Scottish Water’s cost cutting dampens employees’ spirits

Scottish Water has embarked on its most controversial cost saving initiative
yet, as it harmonises pay and conditions across its 4,700-strong workforce.

However, the move has already drawn criticism from angry employees who feel
the organisation is ignoring staff in a bid to hit huge cost savings and
efficiency targets set by the Scottish Executive.

In a memo sent to Personnel Today by a worker at Scottish Water, the Unison
union sets out a new salary structure in which pay is re-graded into six bands.

The source claims the changes are a breach of TUPE staff transfer
regulations, which state that employees’ salaries are protected for five years
if they are transferred from one public organisation to another.

The worker said that the salary changes would affect staff pensions and
National Insurance contributions, as well as their ability to pay their

In Scottish Water’s defence, HR director Paul Pagliari said that it was
vital to harmonise salaries and conditions, such as overtime payments and
holiday entitlements, because the organisation had been created by merging
three separate bodies. He said current pay and conditions were "all over
the place", which was causing anxiety among staff.

He said it was "blatant nonsense" that the changes would
contravene TUPE, and added they were formed by a staff council involving three
unions and workers from all company sections.
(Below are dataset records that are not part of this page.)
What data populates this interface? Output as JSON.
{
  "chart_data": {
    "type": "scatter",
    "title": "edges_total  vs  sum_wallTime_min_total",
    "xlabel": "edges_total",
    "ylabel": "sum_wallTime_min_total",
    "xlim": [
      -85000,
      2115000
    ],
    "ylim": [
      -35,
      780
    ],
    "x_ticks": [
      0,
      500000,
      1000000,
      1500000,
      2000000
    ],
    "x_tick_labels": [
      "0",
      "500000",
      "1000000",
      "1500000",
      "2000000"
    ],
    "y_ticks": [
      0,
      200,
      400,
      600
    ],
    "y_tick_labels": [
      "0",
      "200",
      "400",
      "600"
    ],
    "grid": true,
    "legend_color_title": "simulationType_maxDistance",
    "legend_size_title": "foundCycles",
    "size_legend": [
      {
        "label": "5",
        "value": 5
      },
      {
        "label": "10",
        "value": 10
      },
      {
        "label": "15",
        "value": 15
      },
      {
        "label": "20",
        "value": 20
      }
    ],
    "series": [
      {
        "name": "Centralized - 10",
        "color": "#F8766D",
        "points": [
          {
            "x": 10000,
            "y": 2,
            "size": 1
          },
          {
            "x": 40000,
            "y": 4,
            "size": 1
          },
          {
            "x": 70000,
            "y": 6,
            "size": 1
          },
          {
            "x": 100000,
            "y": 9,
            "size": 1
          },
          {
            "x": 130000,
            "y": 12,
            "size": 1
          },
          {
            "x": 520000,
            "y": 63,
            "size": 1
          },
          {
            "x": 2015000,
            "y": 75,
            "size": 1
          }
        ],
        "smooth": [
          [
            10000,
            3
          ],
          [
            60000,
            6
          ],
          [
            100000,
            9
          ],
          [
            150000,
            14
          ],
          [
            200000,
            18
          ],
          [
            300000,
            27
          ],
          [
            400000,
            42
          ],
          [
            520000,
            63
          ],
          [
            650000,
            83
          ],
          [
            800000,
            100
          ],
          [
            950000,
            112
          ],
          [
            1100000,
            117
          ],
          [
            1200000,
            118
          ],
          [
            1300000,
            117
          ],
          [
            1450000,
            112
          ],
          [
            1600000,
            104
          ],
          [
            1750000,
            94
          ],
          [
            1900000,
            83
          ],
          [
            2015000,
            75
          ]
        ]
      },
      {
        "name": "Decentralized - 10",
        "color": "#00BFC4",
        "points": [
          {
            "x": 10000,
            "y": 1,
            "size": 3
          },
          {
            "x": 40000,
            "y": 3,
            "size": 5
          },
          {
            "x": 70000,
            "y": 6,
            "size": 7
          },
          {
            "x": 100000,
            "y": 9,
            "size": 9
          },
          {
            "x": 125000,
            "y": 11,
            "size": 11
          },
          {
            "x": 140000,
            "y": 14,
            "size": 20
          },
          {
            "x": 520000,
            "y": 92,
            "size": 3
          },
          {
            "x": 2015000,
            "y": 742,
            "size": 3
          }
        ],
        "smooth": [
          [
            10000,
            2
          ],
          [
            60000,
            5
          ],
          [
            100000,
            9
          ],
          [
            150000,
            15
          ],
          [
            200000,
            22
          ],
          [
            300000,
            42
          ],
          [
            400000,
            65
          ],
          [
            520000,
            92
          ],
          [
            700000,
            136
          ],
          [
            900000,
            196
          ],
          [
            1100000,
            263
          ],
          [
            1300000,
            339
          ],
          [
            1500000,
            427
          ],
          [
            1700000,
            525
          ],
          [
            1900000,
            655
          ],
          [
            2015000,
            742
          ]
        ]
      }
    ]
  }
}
He also acknowledged that the initiative would lead to large savings for the
publicly-owned body, which has been ordered by the Scottish Parliament to cut
£1.45m from its operating expenditure before 2006.

This was based on the organisation’s promise to invest £2.3bn on improved services,
despite inheriting a capital budget of £1.8bn. Pagliari added that the
regulator’s orders would mean cuts in people costs of around £70m by 2005/6.